With for-profit interests advocating increased prisonization, there is no telling how many people will ultimately be locked up. The National Council on Crime and Delinquency already projects that if current "get tough" proposals like truth-in-sentencing and three-strikes-you're-out were fully implemented, the prison population would leap from 1.6 million to seven million.


Lost opportunities

With industry touting its ability to jail more people for less money, and an array of social forces calling for more people to be jailed, any discussion about how to avoid jailing people altogether is drowned out. Thousands of local initiatives have proven successful at reducing crime. Some neighborhoods plant gardens or open basketball courts; some communities experiment with drug treatment or school-to-work programs.
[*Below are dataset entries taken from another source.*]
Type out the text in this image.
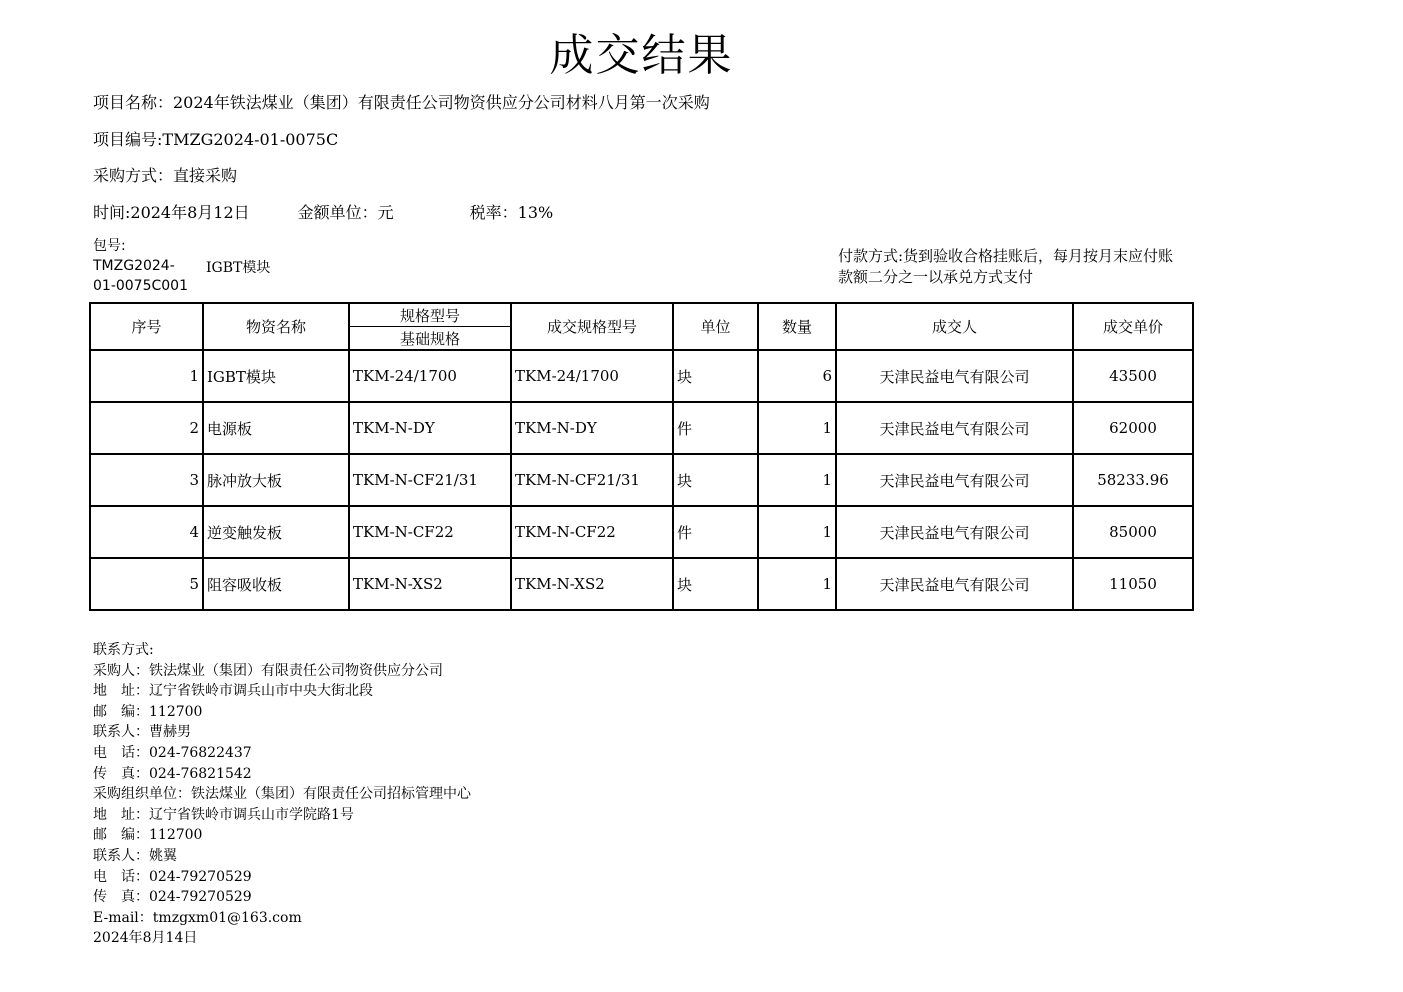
成交结果
项目名称：2024年铁法煤业（集团）有限责任公司物资供应分公司材料八月第一次采购
项目编号:TMZG2024-01-0075C
采购方式：直接采购
时间:2024年8月12日	金额单位：元	税率：13%
包号:
TMZG2024-
01-0075C001
IGBT模块
付款方式:货到验收合格挂账后，每月按月末应付账款额二分之一以承兑方式支付
序号	物资名称	规格型号	成交规格型号	单位	数量	成交人	成交单价
		基础规格					
1	IGBT模块	TKM-24/1700	TKM-24/1700	块	6	天津民益电气有限公司	43500
2	电源板	TKM-N-DY	TKM-N-DY	件	1	天津民益电气有限公司	62000
3	脉冲放大板	TKM-N-CF21/31	TKM-N-CF21/31	块	1	天津民益电气有限公司	58233.96
4	逆变触发板	TKM-N-CF22	TKM-N-CF22	件	1	天津民益电气有限公司	85000
5	阻容吸收板	TKM-N-XS2	TKM-N-XS2	块	1	天津民益电气有限公司	11050
联系方式:
采购人：铁法煤业（集团）有限责任公司物资供应分公司
地　址：辽宁省铁岭市调兵山市中央大街北段
邮　编：112700
联系人：曹赫男
电　话：024-76822437
传　真：024-76821542
采购组织单位：铁法煤业（集团）有限责任公司招标管理中心
地　址：辽宁省铁岭市调兵山市学院路1号
邮　编：112700
联系人：姚翼
电　话：024-79270529
传　真：024-79270529
E-mail：tmzgxm01@163.com
2024年8月14日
Vincent Schiraldi, director of the San Francisco-based Center for Juvenile and Criminal Justice, a non-profit organization that contracts with states to manage criminally involved youth in the community, says the problem is one of accountability. "If a kid who has been through my program goes out and commits a crime, people blame me. But if a kid who spent time in the lock-up commits a crime, people blame the kid." Schiraldi says prison companies should be held accountable for their rehabilitative success or failure, just as he is.

To make the private sector more accountable, states could make low recidivism rates a precondition for contract renewal, and they could contract for drug treatment. The states have yet to make such demands.

Instead, the dynamic has been: the more prisons fail to keep people safe, the louder the cries for more prisons. That should keep the prison companies happy, but do little to improve social well-being.